If a drug for female sex drive were successful, women might feel pressure to conform to a new cultural norm. "People do now expect things that they didn't used to," Tiefer says. Take orgasms, for instance. Orgasms are divine and everyone is entitled to be as orgasmic as possible. But the ideal of being able to have routine or multiple orgasms sets up some women to feel defective if they don't. Men, too, are expected to be able to get erections no matter what. Today it would strike many people as plain weird that a man might choose to live with erectile dysfunction. Ten years ago it wouldn't have.

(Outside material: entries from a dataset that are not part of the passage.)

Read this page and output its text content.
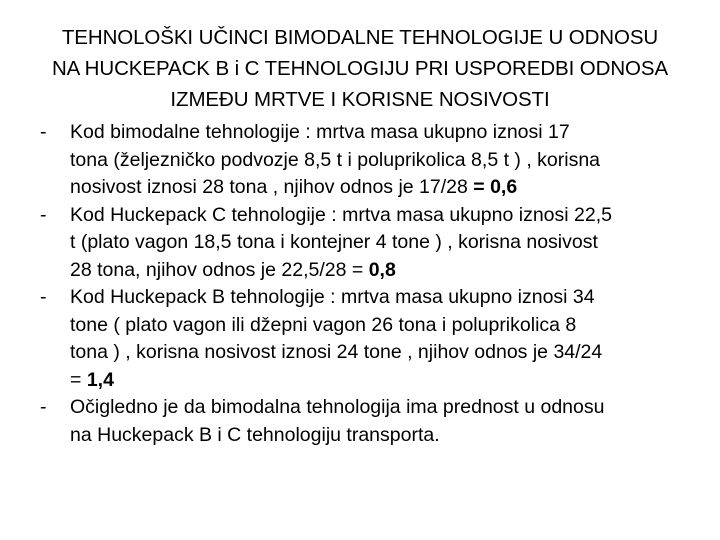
TEHNOLOŠKI UČINCI BIMODALNE TEHNOLOGIJE U ODNOSU
NA HUCKEPACK B i C TEHNOLOGIJU PRI USPOREDBI ODNOSA
IZMEĐU MRTVE I KORISNE NOSIVOSTI
-	Kod bimodalne tehnologije : mrtva masa ukupno iznosi 17
tona (željezničko podvozje 8,5 t i poluprikolica 8,5 t ) , korisna
nosivost iznosi 28 tona , njihov odnos je 17/28 = 0,6
-	Kod Huckepack C tehnologije : mrtva masa ukupno iznosi 22,5
t (plato vagon 18,5 tona i kontejner 4 tone ) , korisna nosivost
28 tona, njihov odnos je 22,5/28 = 0,8
-	Kod Huckepack B tehnologije : mrtva masa ukupno iznosi 34
tone ( plato vagon ili džepni vagon 26 tona i poluprikolica 8
tona ) , korisna nosivost iznosi 24 tone , njihov odnos je 34/24
= 1,4
-	Očigledno je da bimodalna tehnologija ima prednost u odnosu
na Huckepack B i C tehnologiju transporta.
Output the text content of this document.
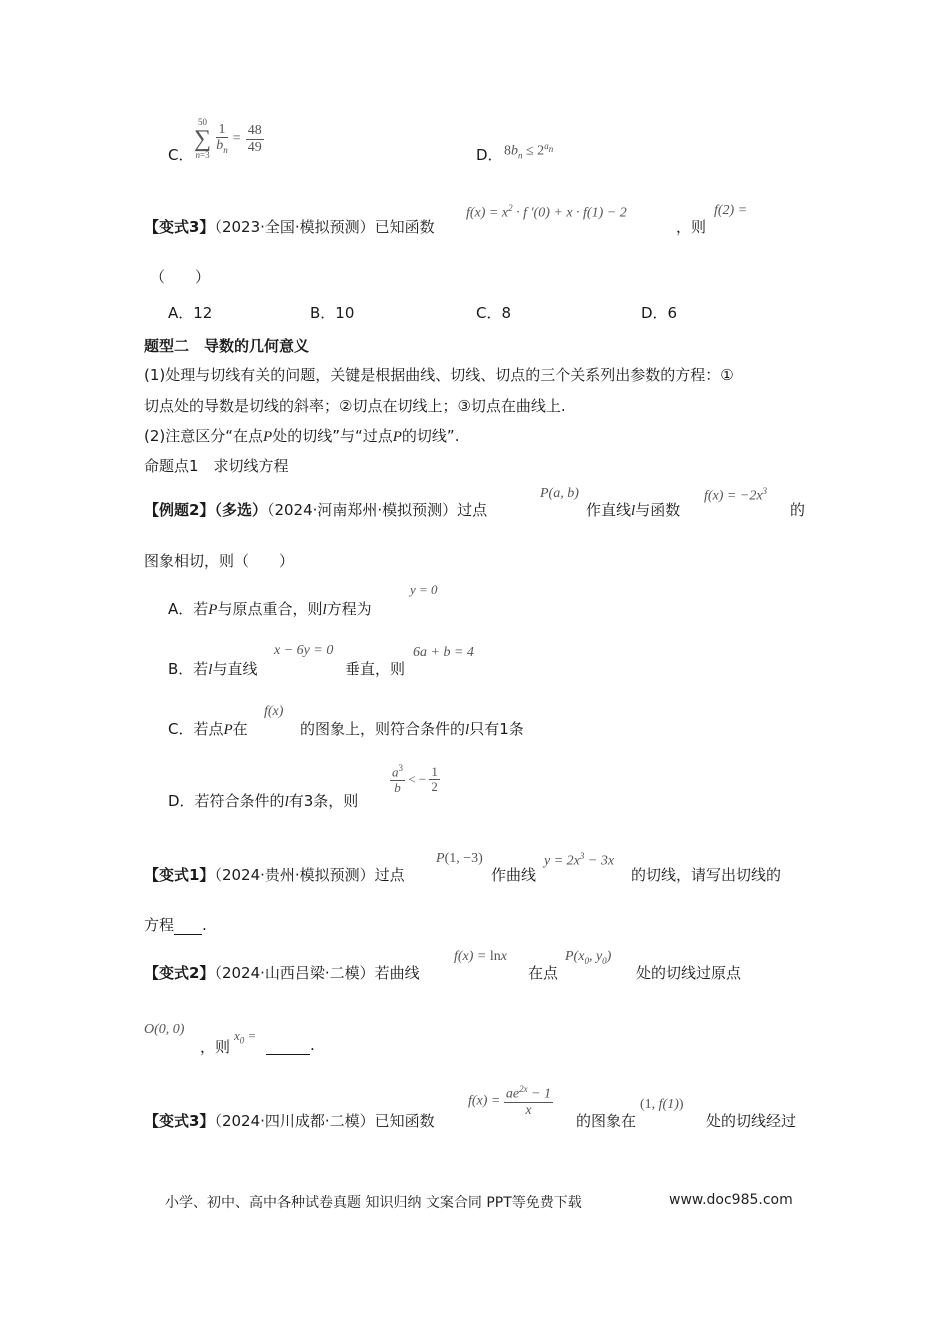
C．
50
∑
$n=3 \frac{1}{b_n} = \frac{48}{49}$
D． $8b_n \le 2^{a_n}$
【变式3】（2023·全国·模拟预测）已知函数
$f(x) = x^2 \cdot f$ ′(0) + x · f(1) − 2
，则
f(2) =
（　　）
A．12	B．10	C．8	D．6
题型二　导数的几何意义
(1)处理与切线有关的问题，关键是根据曲线、切线、切点的三个关系列出参数的方程：①
切点处的导数是切线的斜率；②切点在切线上；③切点在曲线上.
(2)注意区分“在点P处的切线”与“过点P的切线”.
命题点1　求切线方程
【例题2】（多选）（2024·河南郑州·模拟预测）过点
P(a, b)
作直线l与函数
$f(x) = -2x^3$
的
图象相切，则（　　）
A．若P与原点重合，则l方程为
y = 0
B．若l与直线
x − 6y = 0
垂直，则
6a + b = 4
C．若点P在
f(x)
的图象上，则符合条件的l只有1条
D．若符合条件的l有3条，则
$\frac{a^3}{b}$ < − $\frac{1}{2}$
【变式1】（2024·贵州·模拟预测）过点
P(1, −3)
作曲线
$y = 2x^3 - 3x$
的切线，请写出切线的
方程 .
【变式2】（2024·山西吕梁·二模）若曲线
f(x) = lnx
在点
$P(x_0$, $y_0$)
处的切线过原点
O(0, 0)
，则
$x_0$ =
.
【变式3】（2024·四川成都·二模）已知函数
$f(x) = \frac{ae^{2x} - 1}{x}$
的图象在
(1, f(1))
处的切线经过
小学、初中、高中各种试卷真题 知识归纳 文案合同 PPT等免费下载	www.doc985.com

Louanne Cole Weston, PhD, WebMD's Sex Matters® columnist, says she thinks there has been too much hand-wringing over these kinds of questions. "I don't want to belittle women by saying, 'We're not going to give you this drug' or 'we're not going to look into this drug because we don't think you're capable of standing up to the pressures of the people in your life,'" she says.
If libido drugs don't do anything for women, despite marketing efforts, they won't take them, she argues. But she hopes that someday something that works will make it to the market and help a lot of people.
When and what that is will ultimately come down to what the studies on flibanserin and bremelanotide show and how the FDA evaluates the science. "It all depends on how scientifically rigorous they're going to be," Tiefer says.